Revenge may be motivated by a desire to make the perpetrator feel the same pain or suffering that the victim has experienced. This can be a way for the victim to assert their power and take control of the situation, as they may feel that they have been wronged and are seeking to right the wrong. But when a victim does this, it does not reduce their pain or trauma, just the opposite – it can increase their fear for themselves and those they know.
Revenge is driven by negative emotions such as hatred or a desire for revenge for its own sake, rather than as a means of achieving justice. In these cases, revenge is motivated by a desire to inflict harm or suffering simply for the sake of causing harm, rather than for any larger purpose or goal. Once a victim starts down this path it almost becomes addictive and it is very hard for the victim to break their pattern of revenge.
Overall, revenge is often about retaliation because it is motivated by a desire to inflict harm or suffering on someone who has wronged or harmed the person seeking revenge, and may be driven by negative emotions such as anger, frustration, or hatred.
What is the best reason for never becoming involved in revenge?
There are several good reasons why it is generally best to avoid becoming involved in revenge. Some of the most compelling reasons include:
- Revenge can escalate the situation: Seeking revenge can often lead to a cycle of retaliation and counter-retaliation, with each side seeking revenge against the other. This cycle can escalate the situation and lead to further conflict and harm.
- Revenge can cause more harm than good: While seeking revenge may provide some temporary relief or a sense of satisfaction, it can also cause more harm in the long run. This can be especially true if the revenge involves violence or other harmful actions.

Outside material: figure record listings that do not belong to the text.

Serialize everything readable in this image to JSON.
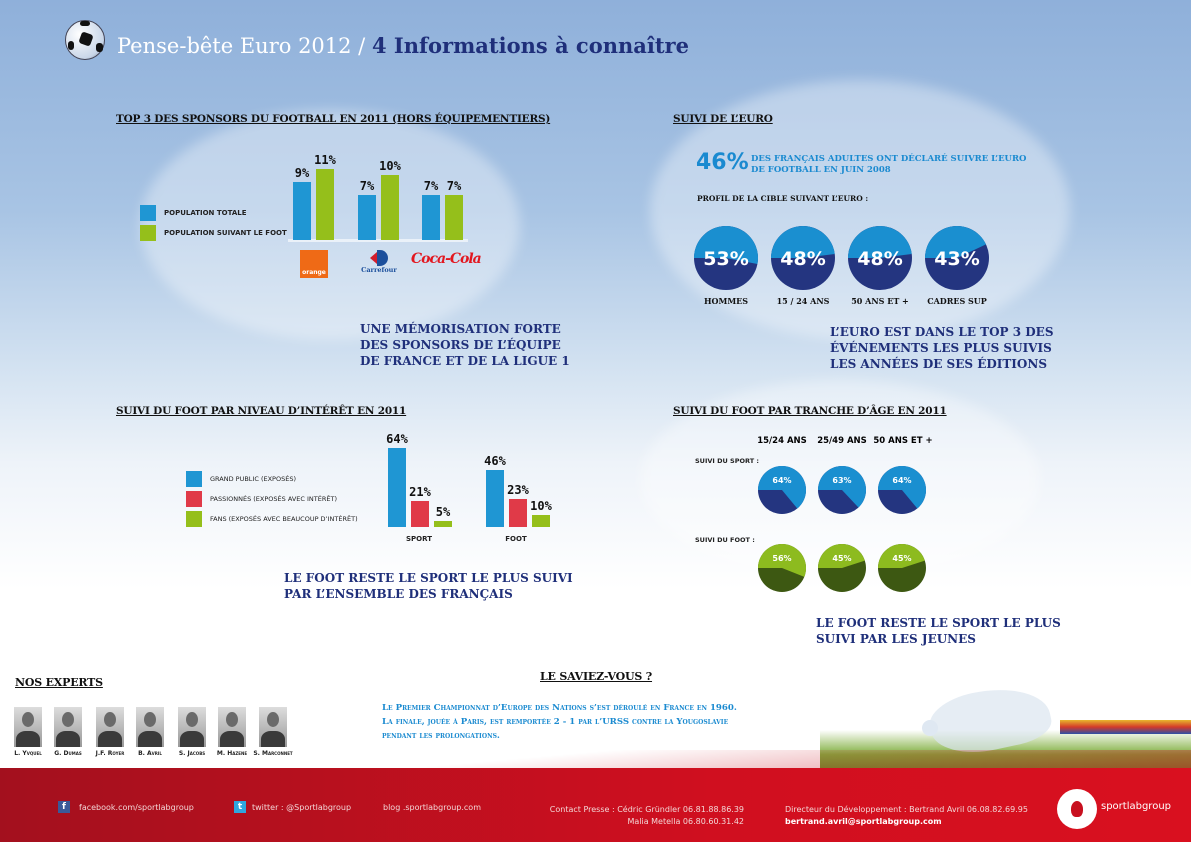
{
  "header": {
    "title_light": "Pense-bête Euro 2012 /",
    "title_bold": "4 Informations à connaître"
  },
  "colors": {
    "blue": "#1f96d3",
    "green": "#95bf1b",
    "red": "#e03a48",
    "navy": "#243580",
    "dark_green": "#3d5812",
    "accent_text": "#1a8ad0",
    "caption": "#1f2f7a",
    "footer_red": "#c8101f"
  },
  "sponsors": {
    "heading": "TOP 3 DES SPONSORS DU FOOTBALL EN 2011 (HORS ÉQUIPEMENTIERS)",
    "legend": [
      "POPULATION TOTALE",
      "POPULATION SUIVANT LE FOOT"
    ],
    "brands": [
      "orange",
      "Carrefour",
      "Coca-Cola"
    ],
    "caption_lines": [
      "UNE MÉMORISATION FORTE",
      "DES SPONSORS DE L’ÉQUIPE",
      "DE FRANCE ET DE LA LIGUE 1"
    ]
  },
  "euro": {
    "heading": "SUIVI DE L’EURO",
    "stat_value": "46%",
    "stat_lines": [
      "DES FRANÇAIS ADULTES ONT DÉCLARÉ SUIVRE L’EURO",
      "DE FOOTBALL EN JUIN 2008"
    ],
    "profile_label": "PROFIL DE LA CIBLE SUIVANT L’EURO :",
    "caption_lines": [
      "L’EURO EST DANS LE TOP 3 DES",
      "ÉVÉNEMENTS LES PLUS SUIVIS",
      "LES ANNÉES DE SES ÉDITIONS"
    ]
  },
  "interest": {
    "heading": "SUIVI DU FOOT PAR NIVEAU D’INTÉRÊT EN 2011",
    "legend": [
      "GRAND PUBLIC (EXPOSÉS)",
      "PASSIONNÉS (EXPOSÉS AVEC INTÉRÊT)",
      "FANS (EXPOSÉS AVEC BEAUCOUP D’INTÉRÊT)"
    ],
    "caption_lines": [
      "LE FOOT RESTE LE SPORT LE PLUS SUIVI",
      "PAR L’ENSEMBLE DES FRANÇAIS"
    ]
  },
  "age": {
    "heading": "SUIVI DU FOOT PAR TRANCHE D’ÂGE EN 2011",
    "columns": [
      "15/24 ANS",
      "25/49 ANS",
      "50 ANS ET +"
    ],
    "row_labels": [
      "SUIVI DU SPORT :",
      "SUIVI DU FOOT :"
    ],
    "caption_lines": [
      "LE FOOT RESTE LE SPORT LE PLUS",
      "SUIVI PAR LES JEUNES"
    ]
  },
  "saviez": {
    "heading": "LE SAVIEZ-VOUS ?",
    "lines": [
      "Le Premier Championnat d’Europe des Nations s’est déroulé en France en 1960.",
      "La finale, jouée à Paris, est remportée 2 - 1 par l’URSS contre la Yougoslavie",
      "pendant les prolongations."
    ]
  },
  "experts": {
    "heading": "NOS EXPERTS",
    "names": [
      "L. Yvquel",
      "G. Dumas",
      "J.F. Royer",
      "B. Avril",
      "S. Jacobs",
      "M. Hazene",
      "S. Marconnet"
    ]
  },
  "footer": {
    "facebook": "facebook.com/sportlabgroup",
    "twitter": "twitter : @Sportlabgroup",
    "blog": "blog .sportlabgroup.com",
    "contact_line1": "Contact Presse : Cédric Gründler   06.81.88.86.39",
    "contact_line2": "Malia Metella   06.80.60.31.42",
    "director_line1": "Directeur du Développement : Bertrand Avril   06.08.82.69.95",
    "director_line2": "bertrand.avril@sportlabgroup.com",
    "logo_text": "sportlabgroup"
  },
  "chart_data": [
    {
      "type": "bar",
      "title": "TOP 3 DES SPONSORS DU FOOTBALL EN 2011 (HORS ÉQUIPEMENTIERS)",
      "categories": [
        "orange",
        "Carrefour",
        "Coca-Cola"
      ],
      "series": [
        {
          "name": "POPULATION TOTALE",
          "values": [
            9,
            7,
            7
          ]
        },
        {
          "name": "POPULATION SUIVANT LE FOOT",
          "values": [
            11,
            10,
            7
          ]
        }
      ],
      "unit": "%",
      "legend": "left"
    },
    {
      "type": "pie",
      "title": "PROFIL DE LA CIBLE SUIVANT L’EURO",
      "categories": [
        "HOMMES",
        "15 / 24 ANS",
        "50 ANS ET +",
        "CADRES SUP"
      ],
      "values": [
        53,
        48,
        48,
        43
      ],
      "unit": "%"
    },
    {
      "type": "bar",
      "title": "SUIVI DU FOOT PAR NIVEAU D’INTÉRÊT EN 2011",
      "categories": [
        "SPORT",
        "FOOT"
      ],
      "series": [
        {
          "name": "GRAND PUBLIC (EXPOSÉS)",
          "values": [
            64,
            46
          ]
        },
        {
          "name": "PASSIONNÉS (EXPOSÉS AVEC INTÉRÊT)",
          "values": [
            21,
            23
          ]
        },
        {
          "name": "FANS (EXPOSÉS AVEC BEAUCOUP D’INTÉRÊT)",
          "values": [
            5,
            10
          ]
        }
      ],
      "unit": "%",
      "legend": "left"
    },
    {
      "type": "pie",
      "title": "SUIVI DU FOOT PAR TRANCHE D’ÂGE EN 2011",
      "categories": [
        "15/24 ANS",
        "25/49 ANS",
        "50 ANS ET +"
      ],
      "series": [
        {
          "name": "SUIVI DU SPORT",
          "values": [
            64,
            63,
            64
          ]
        },
        {
          "name": "SUIVI DU FOOT",
          "values": [
            56,
            45,
            45
          ]
        }
      ],
      "unit": "%"
    }
  ]
}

- Revenge does not address the underlying issues: Instead of addressing the root causes of the conflict or problem, revenge tends to focus on the symptoms. This means that even if revenge is successful in causing harm to the perpetrator, it does not address the underlying issues that led to the conflict in the first place.
- Revenge can lead to negative consequences: Seeking revenge can often lead to negative consequences for the person seeking revenge, such as legal problems, damage to relationships, and personal harm.
Forgiveness and reconciliation are more effective!
Instead of seeking revenge, it can be more effective to focus on forgiveness and reconciliation. This can help to heal relationships and address the underlying issues that led to the conflict.
The best reason for never becoming involved in revenge is that it can often lead to more harm than good and does not address the underlying issues that led to the conflict. Instead of seeking revenge, it can be more effective to focus on forgiveness and reconciliation.
As a victim of a crime, after reporting the crime to the police turn away from the crime and the criminals, and focus all of your energies on your own recovery from this experience!
SCARS is here to help you with this, through our education and our support. We strongly recommend joining one of our support groups (at support.AgainstScams.org) and seeking a local trauma counselor. SCARS STAR Membership even includes a counseling or therapy benefit – you can explore that at membership.AgainstScams.org
SCARS Policy is not to permit anyone engaged in revenge or related activities. We are sorry, but they must completely suspend such actions to qualify for SCARS services.